Potential new drug targets may enhance the treatment of prostate cancer

The doctoral thesis of A. B. M. Kaiser Manjur, M.Sc., at the Faculty of Health Sciences, provides novel insights into two medically important transcription factors (TFs), glucocorticoid receptor (GR) and androgen receptor (AR)—in particular, their functional interactions with two coregulator proteins, IRF2BP2 (Interferon regulatory factor 2 binding protein 2) and BCOR (B-cell lymphoma 6 corepressor). State-of-the-art genome-wide methods were utilized to define the role of these coregulators in modulating GR and AR target gene expression. Importantly, the findings of this thesis revealed target gene-dependent role of coregulators in GR and AR signaling and provided insights for designing and developing new drugs to treat inflammatory diseases and prostate cancer.
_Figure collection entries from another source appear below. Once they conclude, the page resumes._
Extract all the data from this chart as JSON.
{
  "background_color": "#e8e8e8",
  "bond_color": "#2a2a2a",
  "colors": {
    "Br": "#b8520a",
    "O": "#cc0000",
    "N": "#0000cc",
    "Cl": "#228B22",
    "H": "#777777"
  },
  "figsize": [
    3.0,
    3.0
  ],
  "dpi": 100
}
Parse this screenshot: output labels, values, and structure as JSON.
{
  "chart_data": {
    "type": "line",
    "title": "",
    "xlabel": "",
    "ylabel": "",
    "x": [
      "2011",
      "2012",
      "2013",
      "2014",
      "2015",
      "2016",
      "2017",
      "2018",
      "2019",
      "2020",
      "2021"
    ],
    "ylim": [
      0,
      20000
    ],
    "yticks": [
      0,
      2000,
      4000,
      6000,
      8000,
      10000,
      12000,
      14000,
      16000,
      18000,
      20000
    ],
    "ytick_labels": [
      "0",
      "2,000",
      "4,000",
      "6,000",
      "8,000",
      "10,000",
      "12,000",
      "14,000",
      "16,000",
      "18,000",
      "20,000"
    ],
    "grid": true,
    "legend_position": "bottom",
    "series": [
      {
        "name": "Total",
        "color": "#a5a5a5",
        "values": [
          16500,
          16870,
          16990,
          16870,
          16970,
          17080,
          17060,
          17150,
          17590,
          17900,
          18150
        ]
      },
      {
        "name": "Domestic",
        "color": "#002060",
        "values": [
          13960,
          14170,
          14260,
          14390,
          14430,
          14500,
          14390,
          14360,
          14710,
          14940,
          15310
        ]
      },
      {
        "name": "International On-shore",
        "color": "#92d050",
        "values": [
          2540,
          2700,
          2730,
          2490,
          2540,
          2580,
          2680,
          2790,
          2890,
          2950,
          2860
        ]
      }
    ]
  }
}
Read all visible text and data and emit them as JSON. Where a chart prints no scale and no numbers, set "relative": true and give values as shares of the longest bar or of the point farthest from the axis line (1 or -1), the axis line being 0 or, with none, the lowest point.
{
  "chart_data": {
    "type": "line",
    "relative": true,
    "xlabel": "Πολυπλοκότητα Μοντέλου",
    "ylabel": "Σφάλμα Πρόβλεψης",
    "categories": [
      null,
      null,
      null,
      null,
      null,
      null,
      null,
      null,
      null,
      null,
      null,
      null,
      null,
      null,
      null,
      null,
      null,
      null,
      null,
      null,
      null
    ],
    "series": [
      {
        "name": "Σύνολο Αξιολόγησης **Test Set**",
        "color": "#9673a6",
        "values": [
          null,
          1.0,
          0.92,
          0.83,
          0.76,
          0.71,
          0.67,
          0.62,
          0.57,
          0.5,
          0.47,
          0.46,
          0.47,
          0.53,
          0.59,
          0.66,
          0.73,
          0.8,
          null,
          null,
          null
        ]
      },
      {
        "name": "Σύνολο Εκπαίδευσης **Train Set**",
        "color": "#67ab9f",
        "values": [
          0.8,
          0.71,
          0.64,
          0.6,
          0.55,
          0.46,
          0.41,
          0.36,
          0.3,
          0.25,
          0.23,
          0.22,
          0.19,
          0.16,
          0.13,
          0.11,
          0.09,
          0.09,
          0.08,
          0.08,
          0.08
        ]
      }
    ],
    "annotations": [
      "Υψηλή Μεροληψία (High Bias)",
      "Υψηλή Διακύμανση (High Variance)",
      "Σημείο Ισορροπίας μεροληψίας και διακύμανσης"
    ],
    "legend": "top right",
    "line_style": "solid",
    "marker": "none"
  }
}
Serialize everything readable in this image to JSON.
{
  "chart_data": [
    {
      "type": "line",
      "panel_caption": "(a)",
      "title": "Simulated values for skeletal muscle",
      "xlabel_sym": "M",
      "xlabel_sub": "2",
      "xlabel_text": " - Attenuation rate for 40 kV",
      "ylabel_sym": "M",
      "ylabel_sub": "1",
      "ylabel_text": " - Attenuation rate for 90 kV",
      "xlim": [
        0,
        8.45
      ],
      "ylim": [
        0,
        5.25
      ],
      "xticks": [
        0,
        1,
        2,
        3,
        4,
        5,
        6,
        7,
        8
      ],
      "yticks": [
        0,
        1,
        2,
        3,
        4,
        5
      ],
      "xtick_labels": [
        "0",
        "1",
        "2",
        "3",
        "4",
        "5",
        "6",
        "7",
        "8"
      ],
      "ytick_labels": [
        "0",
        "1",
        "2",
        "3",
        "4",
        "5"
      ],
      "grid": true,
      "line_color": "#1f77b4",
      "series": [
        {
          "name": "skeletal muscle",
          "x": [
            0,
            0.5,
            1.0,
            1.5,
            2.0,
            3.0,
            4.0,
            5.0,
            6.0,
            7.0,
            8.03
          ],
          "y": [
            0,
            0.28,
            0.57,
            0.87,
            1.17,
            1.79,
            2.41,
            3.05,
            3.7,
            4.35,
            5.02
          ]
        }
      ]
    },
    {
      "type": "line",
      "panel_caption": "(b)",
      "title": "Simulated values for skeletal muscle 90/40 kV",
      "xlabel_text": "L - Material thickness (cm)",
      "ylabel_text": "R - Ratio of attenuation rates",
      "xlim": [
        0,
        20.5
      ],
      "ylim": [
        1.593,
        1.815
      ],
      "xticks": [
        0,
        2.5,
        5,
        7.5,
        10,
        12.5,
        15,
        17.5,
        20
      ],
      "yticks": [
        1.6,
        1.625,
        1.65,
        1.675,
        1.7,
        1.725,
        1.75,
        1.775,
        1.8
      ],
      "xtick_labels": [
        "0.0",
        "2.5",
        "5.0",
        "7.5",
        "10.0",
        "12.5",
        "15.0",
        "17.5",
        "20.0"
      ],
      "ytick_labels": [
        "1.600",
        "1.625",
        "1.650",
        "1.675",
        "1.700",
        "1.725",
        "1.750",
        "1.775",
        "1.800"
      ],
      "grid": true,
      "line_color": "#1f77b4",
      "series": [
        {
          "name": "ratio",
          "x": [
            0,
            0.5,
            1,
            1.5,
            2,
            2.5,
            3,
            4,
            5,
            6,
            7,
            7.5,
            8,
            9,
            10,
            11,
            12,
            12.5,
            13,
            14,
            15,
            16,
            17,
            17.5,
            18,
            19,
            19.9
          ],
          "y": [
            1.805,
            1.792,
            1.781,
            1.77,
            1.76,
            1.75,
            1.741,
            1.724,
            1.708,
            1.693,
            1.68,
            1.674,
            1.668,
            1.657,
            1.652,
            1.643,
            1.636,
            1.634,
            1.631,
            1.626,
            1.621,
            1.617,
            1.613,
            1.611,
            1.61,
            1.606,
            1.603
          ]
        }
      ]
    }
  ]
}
GR and AR are evolutionarily closely related TFs. The GR is present in nearly every human cell and mediates the actions of glucocorticoids to regulate tissue-specific gene expression with widespread physiological impacts. Synthetic GCs are among the most widely prescribed drugs to treat inflammatory diseases and are also widely used for hematological cancers. However, the therapeutic benefits of GCs are often hindered by severe side effects due to their long term and chronic use. The AR, on the other hand, mediates the action of androgens for normal development and maintenance of male sexual characteristics. Defective AR signaling is responsible for a wide range of androgen insensitivity disorders and involved in the development and progression of prostate cancer. Current therapies for advanced prostate cancer include inhibition of AR and androgen signaling by blocking androgen production and/or androgen binding to the AR. However, despite these therapies prostate cancer often progresses to a lethal castration-resistant form (CRPC) where androgen signaling pathway is persistently activated. In addition to the AR, coregulators and GR may contribute to the development of CRPC. Thus, new strategies are warranted to improve the AR- and GR-targeted therapies.

Both the AR and the GR regulate their target gene expression by interacting with DNA and coregulators. Coregulators are proteins recruited to specific genomic regulatory regions by a TF to enhance or inhibit the rate of its target gene transcription. Coregulators play a pivotal role in the correct regulation of target gene expression during GR and AR signaling and they are thus emerging as potential new drug targets.

Genome-wide chromatin binding analyses of this doctoral thesis showed both IRF2BP2 and BCOR co-occur at subsets of GR- and AR-bound gene enhancers being parts of GR- and AR-transcription regulatory complexes. Furthermore, genome-wide gene expression analyses (RNA-seq) revealed that depletion of these coregulators significantly alters the expression of GR and AR target genes. Most importantly, the depletion affected genes involved in important cellular pathways, including cell proliferation, apoptosis, and migration. Furthermore, the results suggested that the IRF2BP2 potentially regulates the ability of glucocorticoids to affect regulatory signals, such as tumor necrosis factor-alpha, from the immune system. Since BCOR, whose expression is deregulated in prostate cancers, depletion attenuated the proliferation and enhanced apoptosis of CRPC cells, BCOR could be a potential drug target for prostate cancer in the future.